The next morning Tarun was there at 06.00 a.m. I opened the door and forced him to sit with me for a few minutes to warn him about the drastic change in Papa’s appearance, demeanor, his size, his body odor and his expressions. Despite all my warnings, the sight of Appa lying that bed was too much for Tarun. He broke down and wept.   

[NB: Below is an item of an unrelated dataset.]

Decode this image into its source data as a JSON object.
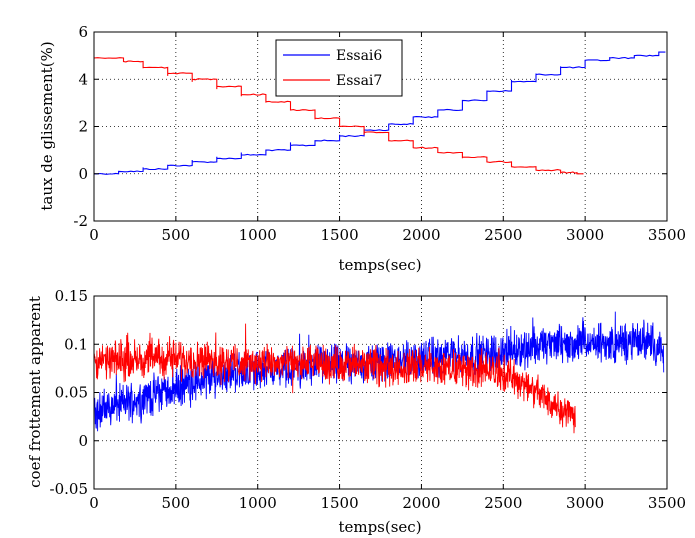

For another forty- one days, my father just lay there willing death to take him away.  He seemed to be in a stupor. With no food and no water he was shriveling day by day.   Tarun visited Chennai five times in those two months. Manisha and Vinay came for a few days and my daughter came for a week. We were all together for the first time ever. Despite our bizarre situation, the house was somehow filled with love and laughter. My mother was delighted and cooked all  our favourites over two days in a sudden burst of enthusiasm. Vinay and my daughter listened to our stories about a grandfather they never got to know. I noticed that Vinay especially hung on to every word, desperate to learn something about the man lying in bed, his life and his quirks.

After they left, I just watched him fade, watched my mother withdraw into herself. We watched each other suffer from helplessness for the next few weeks. He has a right to end his life. He has a right to end it the way he ways or live it the way he wants. It is just incidental that we are tormented in the process – not knowing what is right and what is wrong. Our torment is not his intention- or is it? Is he more tormented than all of us put together? Is Euthanasia an answer?  Is he really killing himself this way?  How has he reconciled his decision with his philosophy, his morality? What advice is this advisor uncle now giving himself?

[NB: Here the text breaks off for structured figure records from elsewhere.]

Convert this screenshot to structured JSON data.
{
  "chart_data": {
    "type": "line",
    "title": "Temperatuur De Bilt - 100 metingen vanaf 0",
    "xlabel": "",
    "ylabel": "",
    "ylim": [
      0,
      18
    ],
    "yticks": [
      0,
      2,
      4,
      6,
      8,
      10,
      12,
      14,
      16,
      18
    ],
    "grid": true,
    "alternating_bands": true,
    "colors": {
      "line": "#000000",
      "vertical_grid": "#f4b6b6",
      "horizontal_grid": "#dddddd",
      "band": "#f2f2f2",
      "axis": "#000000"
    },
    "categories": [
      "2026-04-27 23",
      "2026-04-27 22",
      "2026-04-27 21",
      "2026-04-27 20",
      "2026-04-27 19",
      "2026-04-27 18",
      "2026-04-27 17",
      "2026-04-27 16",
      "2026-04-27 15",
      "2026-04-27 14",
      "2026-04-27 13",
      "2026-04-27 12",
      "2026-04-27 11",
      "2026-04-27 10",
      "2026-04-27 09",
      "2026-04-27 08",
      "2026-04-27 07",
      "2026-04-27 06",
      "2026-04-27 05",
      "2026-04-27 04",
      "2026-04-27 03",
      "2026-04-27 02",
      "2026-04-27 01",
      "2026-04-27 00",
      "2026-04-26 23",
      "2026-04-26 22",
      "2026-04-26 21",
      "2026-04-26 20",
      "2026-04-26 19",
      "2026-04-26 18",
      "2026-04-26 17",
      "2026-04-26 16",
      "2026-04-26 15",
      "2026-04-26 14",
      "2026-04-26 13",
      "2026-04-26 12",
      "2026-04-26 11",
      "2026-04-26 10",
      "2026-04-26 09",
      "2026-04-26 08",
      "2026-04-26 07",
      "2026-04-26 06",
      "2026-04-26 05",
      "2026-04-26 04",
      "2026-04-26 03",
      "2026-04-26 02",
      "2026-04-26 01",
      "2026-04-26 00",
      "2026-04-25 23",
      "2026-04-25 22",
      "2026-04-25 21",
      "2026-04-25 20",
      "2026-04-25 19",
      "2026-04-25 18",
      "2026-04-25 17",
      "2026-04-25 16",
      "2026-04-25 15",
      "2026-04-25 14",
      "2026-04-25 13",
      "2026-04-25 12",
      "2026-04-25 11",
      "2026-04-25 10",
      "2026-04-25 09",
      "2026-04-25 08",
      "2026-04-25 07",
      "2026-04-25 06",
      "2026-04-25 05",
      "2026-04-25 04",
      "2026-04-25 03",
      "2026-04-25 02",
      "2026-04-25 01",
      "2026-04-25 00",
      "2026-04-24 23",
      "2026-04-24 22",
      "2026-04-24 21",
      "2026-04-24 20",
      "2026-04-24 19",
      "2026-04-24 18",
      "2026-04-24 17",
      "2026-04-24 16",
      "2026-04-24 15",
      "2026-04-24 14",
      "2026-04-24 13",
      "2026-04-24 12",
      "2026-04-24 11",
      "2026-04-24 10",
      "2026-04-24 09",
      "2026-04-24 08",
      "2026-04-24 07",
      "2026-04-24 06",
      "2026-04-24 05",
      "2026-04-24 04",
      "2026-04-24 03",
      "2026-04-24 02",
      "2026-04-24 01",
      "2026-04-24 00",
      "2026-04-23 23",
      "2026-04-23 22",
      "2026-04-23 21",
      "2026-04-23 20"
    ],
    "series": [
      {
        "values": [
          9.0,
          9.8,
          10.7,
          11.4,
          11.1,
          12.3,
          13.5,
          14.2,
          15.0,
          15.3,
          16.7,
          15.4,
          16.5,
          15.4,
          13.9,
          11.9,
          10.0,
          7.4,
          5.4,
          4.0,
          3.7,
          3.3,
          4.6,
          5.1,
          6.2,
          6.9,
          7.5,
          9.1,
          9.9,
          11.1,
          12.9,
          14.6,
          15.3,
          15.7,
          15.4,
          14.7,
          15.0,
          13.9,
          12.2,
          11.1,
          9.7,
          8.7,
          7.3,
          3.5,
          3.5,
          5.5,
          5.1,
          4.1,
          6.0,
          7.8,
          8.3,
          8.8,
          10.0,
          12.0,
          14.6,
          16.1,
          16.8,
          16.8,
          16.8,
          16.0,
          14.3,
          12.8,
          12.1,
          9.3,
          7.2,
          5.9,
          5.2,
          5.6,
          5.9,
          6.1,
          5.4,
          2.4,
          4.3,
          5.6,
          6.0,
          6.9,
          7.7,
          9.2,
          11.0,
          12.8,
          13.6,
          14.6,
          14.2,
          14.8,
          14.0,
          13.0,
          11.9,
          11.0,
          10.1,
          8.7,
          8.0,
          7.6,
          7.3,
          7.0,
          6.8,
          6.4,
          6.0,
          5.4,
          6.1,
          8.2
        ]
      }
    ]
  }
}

On seventy sixth day of his refusal to eat, I called my brother to say the end was near. ““You better come immediately. His body was now consuming itself and his stools were smelling of putrid flesh.” I said.   Tarun arrived the same evening, to be there for me and for my mother. We were now waiting for a release from this unbearable predicament. Four days after Tarun came, on the 81st day since he stopped eating, Appa passed away silently, meekly, without a fight. He was done, he had won.

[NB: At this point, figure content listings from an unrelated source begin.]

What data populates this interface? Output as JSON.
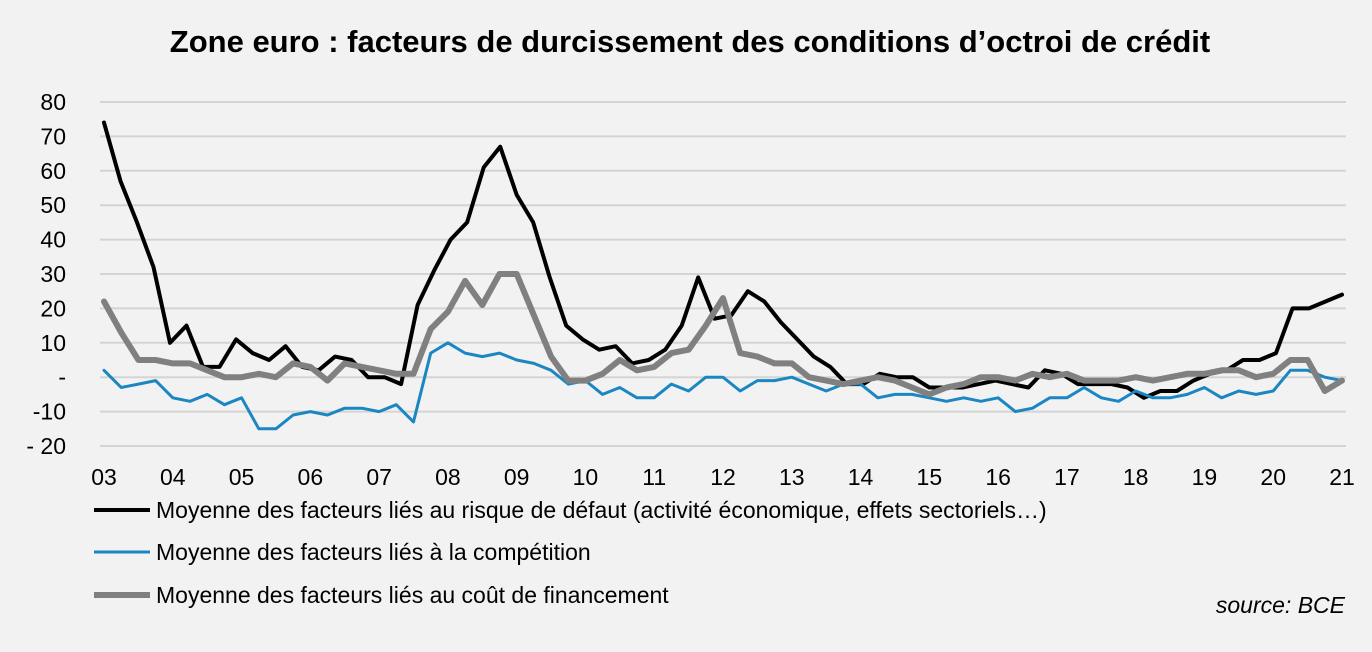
{
  "chart_data": {
    "type": "line",
    "title": "Zone euro : facteurs de durcissement des conditions d’octroi de crédit",
    "xlabel": "",
    "ylabel": "",
    "ylim": [
      -20,
      80
    ],
    "yticks": [
      80,
      70,
      60,
      50,
      40,
      30,
      20,
      10,
      0,
      -10,
      -20
    ],
    "ytick_labels": [
      "80",
      "70",
      "60",
      "50",
      "40",
      "30",
      "20",
      "10",
      "-",
      "-10",
      "- 20"
    ],
    "xlim": [
      2003.0,
      2021.0
    ],
    "xtick_labels": [
      "03",
      "04",
      "05",
      "06",
      "07",
      "08",
      "09",
      "10",
      "11",
      "12",
      "13",
      "14",
      "15",
      "16",
      "17",
      "18",
      "19",
      "20",
      "21"
    ],
    "grid": true,
    "legend_position": "bottom",
    "source": "source:  BCE",
    "series": [
      {
        "name": "Moyenne des facteurs liés au risque de défaut (activité économique, effets sectoriels…)",
        "color": "#000000",
        "values": [
          74,
          57,
          45,
          32,
          10,
          15,
          3,
          3,
          11,
          7,
          5,
          9,
          3,
          2,
          6,
          5,
          0,
          0,
          -2,
          21,
          31,
          40,
          45,
          61,
          67,
          53,
          45,
          29,
          15,
          11,
          8,
          9,
          4,
          5,
          8,
          15,
          29,
          17,
          18,
          25,
          22,
          16,
          11,
          6,
          3,
          -2,
          -2,
          1,
          0,
          0,
          -3,
          -3,
          -3,
          -2,
          -1,
          -2,
          -3,
          2,
          1,
          -2,
          -2,
          -2,
          -3,
          -6,
          -4,
          -4,
          -1,
          1,
          2,
          5,
          5,
          7,
          20,
          20,
          22,
          24
        ]
      },
      {
        "name": "Moyenne des facteurs liés à la compétition",
        "color": "#1b86c2",
        "values": [
          2,
          -3,
          -2,
          -1,
          -6,
          -7,
          -5,
          -8,
          -6,
          -15,
          -15,
          -11,
          -10,
          -11,
          -9,
          -9,
          -10,
          -8,
          -13,
          7,
          10,
          7,
          6,
          7,
          5,
          4,
          2,
          -2,
          -1,
          -5,
          -3,
          -6,
          -6,
          -2,
          -4,
          0,
          0,
          -4,
          -1,
          -1,
          0,
          -2,
          -4,
          -2,
          -2,
          -6,
          -5,
          -5,
          -6,
          -7,
          -6,
          -7,
          -6,
          -10,
          -9,
          -6,
          -6,
          -3,
          -6,
          -7,
          -4,
          -6,
          -6,
          -5,
          -3,
          -6,
          -4,
          -5,
          -4,
          2,
          2,
          0,
          -1
        ]
      },
      {
        "name": "Moyenne des facteurs liés au coût de financement",
        "color": "#808080",
        "values": [
          22,
          13,
          5,
          5,
          4,
          4,
          2,
          0,
          0,
          1,
          0,
          4,
          3,
          -1,
          4,
          3,
          2,
          1,
          1,
          14,
          19,
          28,
          21,
          30,
          30,
          18,
          6,
          -1,
          -1,
          1,
          5,
          2,
          3,
          7,
          8,
          15,
          23,
          7,
          6,
          4,
          4,
          0,
          -1,
          -2,
          -1,
          0,
          -1,
          -3,
          -5,
          -3,
          -2,
          0,
          0,
          -1,
          1,
          0,
          1,
          -1,
          -1,
          -1,
          0,
          -1,
          0,
          1,
          1,
          2,
          2,
          0,
          1,
          5,
          5,
          -4,
          -1
        ]
      }
    ]
  }
}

Now that he is gone and the body is cremated, we are in disbelief. Is it really over? How do we move on now? The verandah feels different and the coffee I am drinking smells fresh. I come back to the present to Tarun’s “Was it suicide?” I find myself thinking we don’t really have a word for such tortuously slow taking of one’s own life. Nor a word for what it does to those who are reduced to bystanders or unwilling accomplices. “I don’t know what it was.” I finally said after a long silence.

My nephew came into the verandah and sat down with us. “We need to go to the crematorium tomorrow at 12.00 to collect the ashes.” he said with a worried look on his face.  This was much better than the blankness I noticed in the car. “We will go together”, I said. He looked at me and almost smiled.